Most of the current research on binaural beats is based on the early 1970’s research done by biophysicist Gerald Oster, who showed that when a tone is played in one ear, and a slightly different tone is played in the other, the difference between the tones causes the brain to create a third, internal tone, which is the binaural beat. This syncs up the brain waves in both hemispheres, a process duly dubbed “brainwave entrainment”.
In 2008, the journal Alternative Therapies in Health and Medicine published a review of twenty studies of brainwave entrainment and patient outcome and concluded that it may be an effective tool against cognitive functioning deficits, stress, pain, headaches, behavioral problems, and premenstrual syndrome.
Sound healing is a form of energy medicine that has been used by ancient wisdom traditions as well as modern medical science.

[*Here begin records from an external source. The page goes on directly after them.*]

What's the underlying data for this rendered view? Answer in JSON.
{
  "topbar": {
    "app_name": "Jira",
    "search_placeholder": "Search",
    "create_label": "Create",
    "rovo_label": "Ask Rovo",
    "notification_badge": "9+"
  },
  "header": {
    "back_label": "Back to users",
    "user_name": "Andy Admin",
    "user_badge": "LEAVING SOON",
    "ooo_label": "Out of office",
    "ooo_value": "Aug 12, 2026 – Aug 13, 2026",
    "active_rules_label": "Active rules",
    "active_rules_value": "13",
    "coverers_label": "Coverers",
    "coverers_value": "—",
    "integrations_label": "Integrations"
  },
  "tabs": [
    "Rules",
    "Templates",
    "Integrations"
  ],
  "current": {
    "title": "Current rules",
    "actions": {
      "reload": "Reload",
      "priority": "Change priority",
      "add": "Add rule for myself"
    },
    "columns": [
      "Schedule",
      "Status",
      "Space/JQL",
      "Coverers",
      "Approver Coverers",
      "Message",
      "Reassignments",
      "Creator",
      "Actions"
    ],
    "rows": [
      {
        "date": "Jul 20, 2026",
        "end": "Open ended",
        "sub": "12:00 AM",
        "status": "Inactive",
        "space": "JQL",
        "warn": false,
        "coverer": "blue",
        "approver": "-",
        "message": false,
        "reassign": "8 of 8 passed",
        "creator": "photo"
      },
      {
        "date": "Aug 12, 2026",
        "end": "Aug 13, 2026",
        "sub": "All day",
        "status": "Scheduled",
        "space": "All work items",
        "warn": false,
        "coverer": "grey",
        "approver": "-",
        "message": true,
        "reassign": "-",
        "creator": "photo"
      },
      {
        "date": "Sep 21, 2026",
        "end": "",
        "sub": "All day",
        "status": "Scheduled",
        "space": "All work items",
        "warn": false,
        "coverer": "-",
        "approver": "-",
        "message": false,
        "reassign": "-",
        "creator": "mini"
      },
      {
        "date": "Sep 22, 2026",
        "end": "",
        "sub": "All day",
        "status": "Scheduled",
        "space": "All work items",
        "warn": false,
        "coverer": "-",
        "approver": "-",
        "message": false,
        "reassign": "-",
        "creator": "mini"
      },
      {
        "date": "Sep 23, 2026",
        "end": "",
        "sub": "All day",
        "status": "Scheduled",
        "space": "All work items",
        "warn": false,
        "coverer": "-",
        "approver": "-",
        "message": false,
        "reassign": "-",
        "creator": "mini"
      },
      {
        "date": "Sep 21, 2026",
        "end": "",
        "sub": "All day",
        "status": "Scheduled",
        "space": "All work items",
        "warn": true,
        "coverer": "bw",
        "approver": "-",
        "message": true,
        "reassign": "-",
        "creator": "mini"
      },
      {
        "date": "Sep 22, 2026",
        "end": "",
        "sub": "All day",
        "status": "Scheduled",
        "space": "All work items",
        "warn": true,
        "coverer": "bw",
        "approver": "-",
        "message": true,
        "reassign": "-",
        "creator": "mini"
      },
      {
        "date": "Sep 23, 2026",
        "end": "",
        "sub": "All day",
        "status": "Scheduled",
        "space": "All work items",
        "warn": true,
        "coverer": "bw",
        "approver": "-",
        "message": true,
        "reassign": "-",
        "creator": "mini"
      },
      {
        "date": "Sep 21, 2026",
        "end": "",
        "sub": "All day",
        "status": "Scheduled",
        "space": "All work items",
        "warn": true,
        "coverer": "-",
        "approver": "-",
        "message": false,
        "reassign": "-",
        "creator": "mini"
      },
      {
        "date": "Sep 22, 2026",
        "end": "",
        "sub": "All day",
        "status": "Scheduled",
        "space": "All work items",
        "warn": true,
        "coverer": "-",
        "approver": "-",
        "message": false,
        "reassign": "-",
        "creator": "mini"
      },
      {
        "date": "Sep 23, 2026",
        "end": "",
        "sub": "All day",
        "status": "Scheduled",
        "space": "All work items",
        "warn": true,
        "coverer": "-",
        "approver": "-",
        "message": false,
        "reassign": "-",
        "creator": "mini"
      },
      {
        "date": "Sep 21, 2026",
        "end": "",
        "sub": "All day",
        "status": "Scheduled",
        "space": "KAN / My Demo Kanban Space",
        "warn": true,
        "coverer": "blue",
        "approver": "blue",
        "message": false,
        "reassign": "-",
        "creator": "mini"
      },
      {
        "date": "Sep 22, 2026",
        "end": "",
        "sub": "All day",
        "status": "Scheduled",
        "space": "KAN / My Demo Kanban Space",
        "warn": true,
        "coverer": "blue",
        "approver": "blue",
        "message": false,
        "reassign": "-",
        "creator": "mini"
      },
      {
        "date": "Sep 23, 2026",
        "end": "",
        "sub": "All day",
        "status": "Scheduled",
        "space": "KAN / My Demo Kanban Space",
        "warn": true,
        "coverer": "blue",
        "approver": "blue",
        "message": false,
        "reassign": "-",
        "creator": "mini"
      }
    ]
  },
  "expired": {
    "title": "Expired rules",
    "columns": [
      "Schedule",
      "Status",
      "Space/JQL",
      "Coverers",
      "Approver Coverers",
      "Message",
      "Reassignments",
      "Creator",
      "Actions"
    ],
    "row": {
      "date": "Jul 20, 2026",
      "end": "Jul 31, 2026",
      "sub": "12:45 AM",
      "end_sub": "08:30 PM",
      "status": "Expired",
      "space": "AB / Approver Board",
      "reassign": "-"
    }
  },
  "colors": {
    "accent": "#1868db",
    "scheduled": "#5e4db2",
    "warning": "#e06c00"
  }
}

Whether the intent is to make mood boosting music, promote the healing of specific tissues or optimally tune our brainwaves, the process is the same — a given sound source produces sound waves of varying frequencies which then impact the biological systems and energy fields they come into contact with.
The specific impact to our health will vary depending on the frequency of the sound waves and the tissues and energy fields being targeted.
The simplest, safest and most obvious way to use sound wave therapy is to listen to music that enhances your mood and wellbeing. As science shows, this can also improve your health.
To experiment with different frequencies and their effects, consider brain entrainment (binaural beats) or musical compositions that tinker with different wavelength frequencies. Although the proposed mechanism of action for these therapies is not yet understood, they may be helpful for some. And at the very least, they’ll drown out that pesky construction racket.